03. Other Types of Technical Safety Requirements

ISO 26262 Definition of Latent Faults

A more rigorous definition of latent faults from ISO 26262 reads:

multiple-point fault (3.96) whose presence is not detected by a safety mechanism (3.141) nor perceived by the driver within the multiple-point fault detection time interval (3.97)

Faults External to the Lane Keeping Item

We mentioned that a possible technical safety requirement for an external fault could be for code that checks communication errors between the anti-lock brake ECU and the power steering ECU. The anti-lock brake ECU might share vehicle speed data with the power steering ECU. We are not going to expand on this example in the rest of the lesson. But if you want to challenge yourself, consider expanding on this idea in the final project.

Imagine that the lane keeping assistance function does not take driver speed into account when deciding how much torque to apply. This could lead to a potentially hazardous situation where the system turns the wheel too abruptly at a high vehicle speed. Or the lane keeping assistance provides too much extra torque on a sharp curve. The driver could lose control of the vehicle. So this idea could be part of a hazard and risk analysis, which would lead to a safety goal. Then you'd derive functional safety requirements from the safety goal. And finally you'd derive technical safety requirements from the functional safety requirements.

More Technical Safety Requirements

Soon it will be your turn to identify technical safety requirements! In the project, you will be responsible for deriving technical safety requirements for the other two functional safety requirements.

The other two functional safety requirements were:

"the electronic power steering ECU shall ensure that the lane departure warning oscillating torque frequency is below Max_Torque_Frequency".

"the lane keeping assistance function shall be time limited and the additional steering torque shall end after a given timer interval so that the driver can not misuse the system for autonomous driving".

You will use the examples we've already given as a guide for deriving technical safety requirements. The truth is, most of the technical safety requirements already derived would also be relevant to the two other functional safety requirements. You might have to change variable names or architectural element names.

Remember that some technical safety requirements can be derived directly from a functional safety requirement; other technical safety requirements will fall under the five categories described in the above video.
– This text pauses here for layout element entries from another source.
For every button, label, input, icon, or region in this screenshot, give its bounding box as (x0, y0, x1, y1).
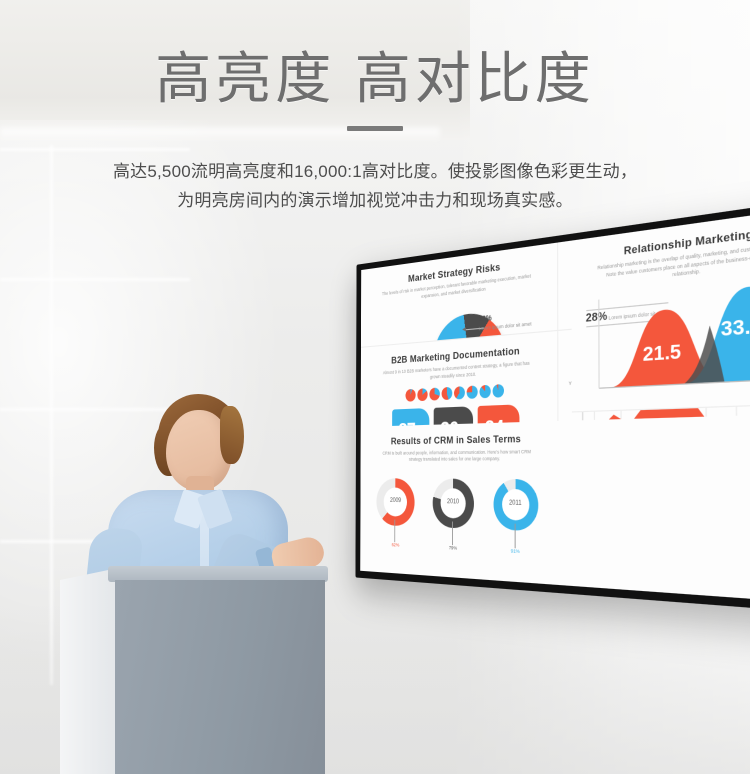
pie-callout-value: 12% (479, 315, 492, 324)
slide-market-strategy-risks: Market Strategy Risks The levels of risk… (361, 242, 558, 348)
podium-front (115, 580, 325, 774)
pie-icon (492, 384, 503, 398)
leader-arrow (462, 327, 466, 332)
donut-percent: 91% (493, 547, 538, 555)
slide-b2b-marketing-documentation: B2B Marketing Documentation Almost 9 in … (361, 331, 559, 426)
pie-icon-row (369, 381, 547, 403)
presenter-figure (60, 380, 360, 774)
subtitle-line-2: 为明亮房间内的演示增加视觉冲击力和现场真实感。 (65, 186, 685, 216)
display-area: Market Strategy Risks The levels of risk… (340, 250, 750, 650)
headline-block: 高亮度 高对比度 高达5,500流明高亮度和16,000:1高对比度。使投影图像… (0, 0, 750, 216)
slide-subtitle: CRM is built around people, information,… (380, 448, 534, 463)
donut-chart-group: 2009 62% 2010 79% 2011 91% (368, 470, 548, 577)
slide-results-of-crm: Results of CRM in Sales Terms CRM is bui… (360, 421, 558, 585)
donut-percent: 62% (377, 541, 415, 548)
bell-curve-chart: 28% Lorem ipsum dolor sit amet 21.5 33.1 (582, 273, 750, 396)
bell-label-blue: 33.1 (721, 313, 750, 342)
donut-2010: 2010 79% (433, 479, 474, 529)
page-subtitle: 高达5,500流明高亮度和16,000:1高对比度。使投影图像色彩更生动， 为明… (65, 157, 685, 217)
slide-relationship-marketing-panel: Relationship Marketing Relationship mark… (571, 206, 750, 413)
donut-year-label: 2009 (377, 497, 415, 504)
donut-percent: 79% (433, 544, 474, 552)
page-title: 高亮度 高对比度 (0, 0, 750, 110)
donut-stem (452, 521, 453, 545)
presenter-hair-side (220, 406, 244, 464)
pie-icon (479, 384, 490, 398)
pie-icon (417, 388, 427, 401)
podium-side-panel (60, 568, 118, 774)
flat-panel-display[interactable]: Market Strategy Risks The levels of risk… (355, 197, 750, 614)
bell-label-red: 21.5 (643, 340, 681, 367)
title-divider (347, 126, 403, 131)
pie-callout-dark: 12% Lorem ipsum dolor sit amet (479, 310, 532, 333)
slide-title: Results of CRM in Sales Terms (369, 432, 549, 447)
donut-stem (395, 520, 396, 543)
donut-2011: 2011 91% (493, 479, 538, 531)
pie-icon (466, 385, 477, 399)
donut-year-label: 2011 (493, 500, 538, 508)
pie-icon (454, 386, 465, 399)
pie-icon (441, 386, 452, 399)
donut-year-label: 2010 (433, 499, 474, 506)
donut-2009: 2009 62% (377, 478, 415, 526)
pie-icon (405, 388, 415, 401)
subtitle-line-1: 高达5,500流明高亮度和16,000:1高对比度。使投影图像色彩更生动， (65, 157, 685, 187)
donut-stem (514, 524, 515, 549)
pie-icon (429, 387, 439, 400)
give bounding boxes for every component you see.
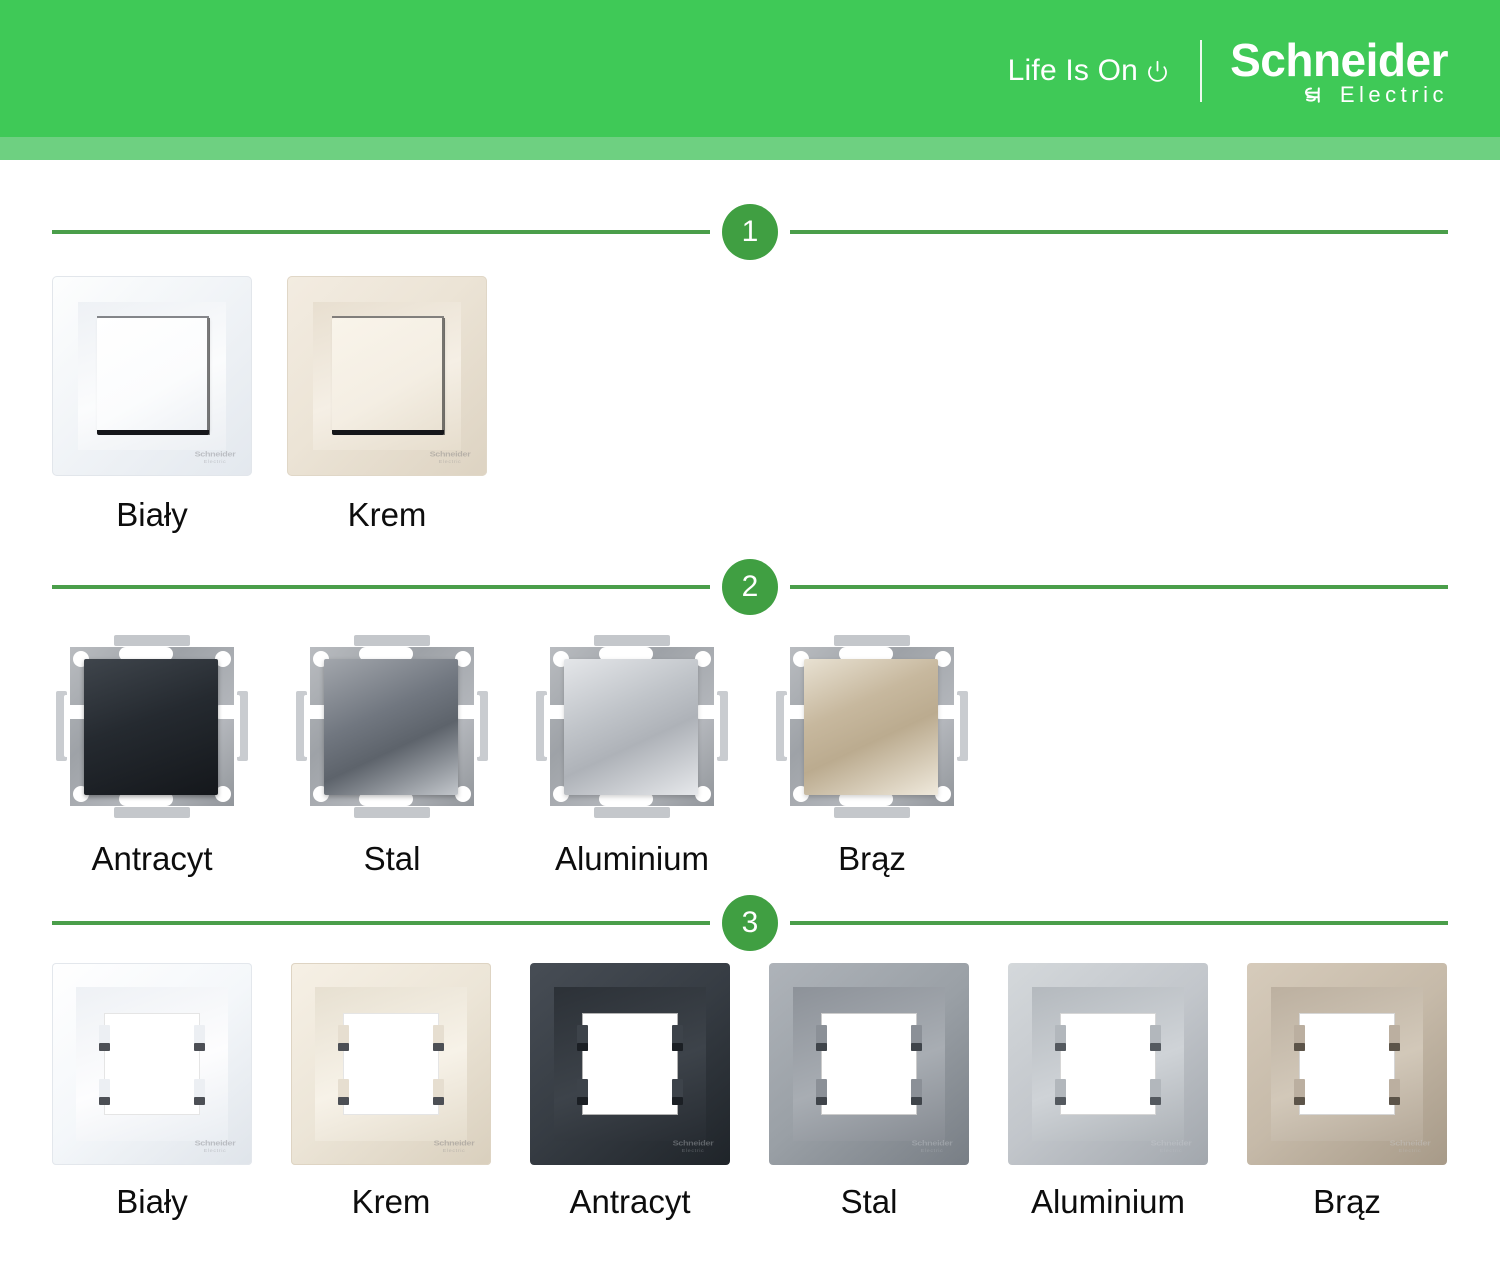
product-brandmark: Schneider Electric <box>427 1137 481 1157</box>
product-card-mechanism-braz[interactable]: Brąz <box>772 629 972 875</box>
product-card-mechanism-antracyt[interactable]: Antracyt <box>52 629 252 875</box>
frame-image-braz: Schneider Electric <box>1247 963 1447 1165</box>
power-icon <box>1145 59 1170 84</box>
product-label: Stal <box>841 1185 898 1218</box>
frame-image-stal: Schneider Electric <box>769 963 969 1165</box>
product-brandmark: Schneider Electric <box>905 1137 959 1157</box>
section-badge-2: 2 <box>722 559 778 615</box>
divider-rule-right <box>790 230 1448 234</box>
divider-rule-left <box>52 230 710 234</box>
life-is-on-text: Life Is On <box>1008 56 1138 86</box>
product-card-frame-aluminium[interactable]: Schneider Electric Aluminium <box>1008 963 1208 1218</box>
product-label: Biały <box>116 498 188 531</box>
product-row-mechanisms: Antracyt Stal <box>0 629 1500 875</box>
schneider-lifeison-mark-icon <box>1304 84 1334 106</box>
product-label: Biały <box>116 1185 188 1218</box>
frame-image-aluminium: Schneider Electric <box>1008 963 1208 1165</box>
section-badge-1: 1 <box>722 204 778 260</box>
product-card-switch-bialy[interactable]: Schneider Electric Biały <box>52 276 252 531</box>
mechanism-image-stal <box>292 629 492 824</box>
product-label: Krem <box>352 1185 431 1218</box>
product-brandmark: Schneider Electric <box>666 1137 720 1157</box>
mechanism-image-antracyt <box>52 629 252 824</box>
product-card-frame-krem[interactable]: Schneider Electric Krem <box>291 963 491 1218</box>
life-is-on-tagline: Life Is On <box>1008 56 1170 86</box>
section-divider-3: 3 <box>52 895 1448 951</box>
header-accent-strip <box>0 137 1500 160</box>
section-divider-1: 1 <box>52 204 1448 260</box>
product-card-frame-braz[interactable]: Schneider Electric Brąz <box>1247 963 1447 1218</box>
divider-rule-left <box>52 921 710 925</box>
product-card-mechanism-aluminium[interactable]: Aluminium <box>532 629 732 875</box>
divider-rule-right <box>790 921 1448 925</box>
schneider-electric-logo: Schneider Electric <box>1230 37 1448 106</box>
section-badge-3: 3 <box>722 895 778 951</box>
product-label: Brąz <box>1313 1185 1381 1218</box>
product-label: Antracyt <box>569 1185 690 1218</box>
product-brandmark: Schneider Electric <box>423 448 477 468</box>
product-label: Aluminium <box>1031 1185 1185 1218</box>
switch-image-bialy: Schneider Electric <box>52 276 252 476</box>
mechanism-image-braz <box>772 629 972 824</box>
product-label: Krem <box>348 498 427 531</box>
switch-image-krem: Schneider Electric <box>287 276 487 476</box>
product-label: Aluminium <box>555 842 709 875</box>
product-brandmark: Schneider Electric <box>1144 1137 1198 1157</box>
product-card-frame-stal[interactable]: Schneider Electric Stal <box>769 963 969 1218</box>
page-header: Life Is On Schneider Electric <box>0 0 1500 137</box>
product-card-mechanism-stal[interactable]: Stal <box>292 629 492 875</box>
electric-row: Electric <box>1230 84 1448 106</box>
product-brandmark: Schneider Electric <box>1383 1137 1437 1157</box>
schneider-wordmark: Schneider <box>1230 37 1448 83</box>
product-row-frames: Schneider Electric Biały Schneider Elect… <box>0 963 1500 1218</box>
product-card-frame-antracyt[interactable]: Schneider Electric Antracyt <box>530 963 730 1218</box>
electric-wordmark: Electric <box>1340 84 1448 106</box>
product-card-frame-bialy[interactable]: Schneider Electric Biały <box>52 963 252 1218</box>
frame-image-antracyt: Schneider Electric <box>530 963 730 1165</box>
divider-rule-left <box>52 585 710 589</box>
product-brandmark: Schneider Electric <box>188 1137 242 1157</box>
divider-rule-right <box>790 585 1448 589</box>
section-divider-2: 2 <box>52 559 1448 615</box>
brand-divider <box>1200 40 1202 102</box>
product-label: Antracyt <box>91 842 212 875</box>
product-label: Stal <box>364 842 421 875</box>
product-row-switches: Schneider Electric Biały Schneider Elect… <box>0 276 1500 531</box>
frame-image-krem: Schneider Electric <box>291 963 491 1165</box>
product-label: Brąz <box>838 842 906 875</box>
mechanism-image-aluminium <box>532 629 732 824</box>
brand-block: Life Is On Schneider Electric <box>1008 38 1448 104</box>
product-card-switch-krem[interactable]: Schneider Electric Krem <box>287 276 487 531</box>
frame-image-bialy: Schneider Electric <box>52 963 252 1165</box>
product-brandmark: Schneider Electric <box>188 448 242 468</box>
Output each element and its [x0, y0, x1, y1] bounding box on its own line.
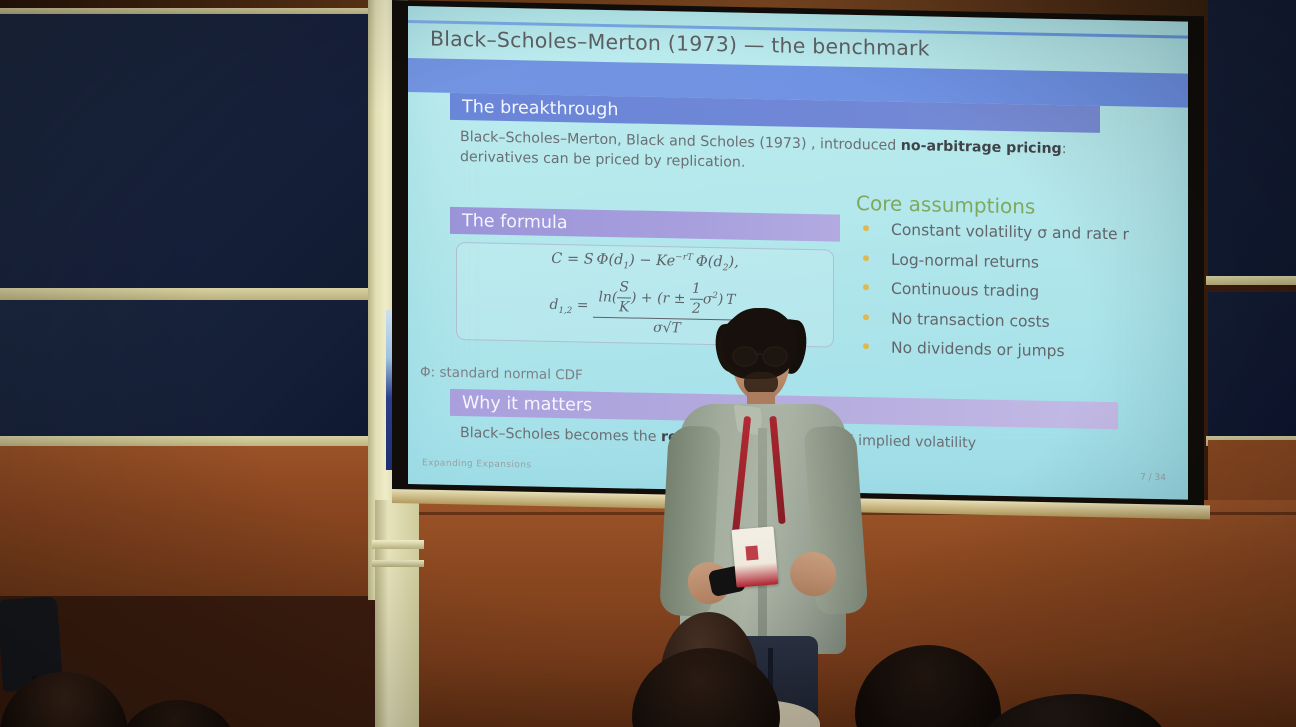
formula-d12-label: d1,2 = [549, 297, 588, 317]
room-pillar-lower [375, 500, 419, 727]
formula-line-1: C = S Φ(d1) − Ke−rT Φ(d2), [549, 250, 740, 275]
chalkboard-lower-left [0, 300, 378, 440]
presenter-glasses-bridge [754, 353, 762, 355]
chalkboard-upper-left [0, 14, 378, 292]
assumption-label: Constant volatility σ and rate r [891, 221, 1129, 244]
assumption-label: No dividends or jumps [891, 339, 1065, 360]
presenter-badge-logo [745, 546, 758, 561]
slide-title: Black–Scholes–Merton (1973) — the benchm… [430, 26, 930, 60]
core-assumptions-title: Core assumptions [856, 191, 1035, 219]
bullet-dot-icon [863, 225, 869, 231]
list-item: Log-normal returns [863, 250, 1183, 274]
pillar-shelf-lower [372, 560, 424, 567]
presenter-hair [722, 308, 798, 374]
audience-head [118, 700, 238, 727]
breakthrough-text-post: : [1062, 141, 1067, 157]
block-formula-heading: The formula [450, 207, 840, 242]
chalkboard-upper-right [1208, 0, 1296, 278]
presenter-glasses-left [732, 346, 758, 367]
breakthrough-text-line2: derivatives can be priced by replication… [460, 149, 745, 171]
assumption-label: Continuous trading [891, 280, 1039, 301]
lecture-hall-photo: Black–Scholes–Merton (1973) — the benchm… [0, 0, 1296, 727]
presenter-glasses-right [762, 346, 788, 367]
chalkboard-frame-mid-right [1206, 276, 1296, 285]
assumption-label: No transaction costs [891, 309, 1050, 330]
bullet-dot-icon [863, 255, 869, 261]
list-item: No transaction costs [863, 309, 1183, 333]
formula-note: Φ: standard normal CDF [420, 364, 583, 383]
assumption-label: Log-normal returns [891, 250, 1039, 271]
wall-panel-left [0, 446, 380, 596]
list-item: Constant volatility σ and rate r [863, 220, 1183, 244]
slide-page-number: 7 / 34 [1140, 473, 1166, 484]
pillar-shelf-upper [372, 540, 424, 549]
list-item: Continuous trading [863, 279, 1183, 303]
why-text-pre: Black–Scholes becomes the [460, 425, 661, 445]
list-item: No dividends or jumps [863, 338, 1183, 362]
block-breakthrough: The breakthrough Black–Scholes–Merton, B… [450, 93, 1100, 180]
breakthrough-text-bold: no-arbitrage pricing [901, 138, 1062, 157]
core-assumptions-list: Constant volatility σ and rate r Log-nor… [863, 220, 1183, 374]
bullet-dot-icon [863, 284, 869, 290]
chalkboard-lower-right [1208, 292, 1296, 440]
slide-footer-title: Expanding Expansions [422, 458, 531, 470]
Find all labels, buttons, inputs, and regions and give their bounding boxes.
Methods for Checking Data Validity and Integrity

One of the technical safety requirements mentioned checking the data validity and integrity of the data transmission: "The validity and integrity of the data transmission for LDW_Torque_Request signal shall be ensured."

To check data validity and integrity, you can add a CRC (cyclic redundancy check); a CRC is a well established methods that looks for changes to raw data. A qualifier can then be added as well, which is a signal indicating whether or not a signal is valid. The CRC ensures the data that is sent out by one element is the same data received by another element.

Another common mechanism is an alive counter. An alive counter checks that the signal is new and not an old signal; an alive counter increases the count every time a signal goes out.

CRCs and alive counters can be used together to guarantee correct transmission. The final lesson on software requirements will also discuss a specific CRC protocol in more depth.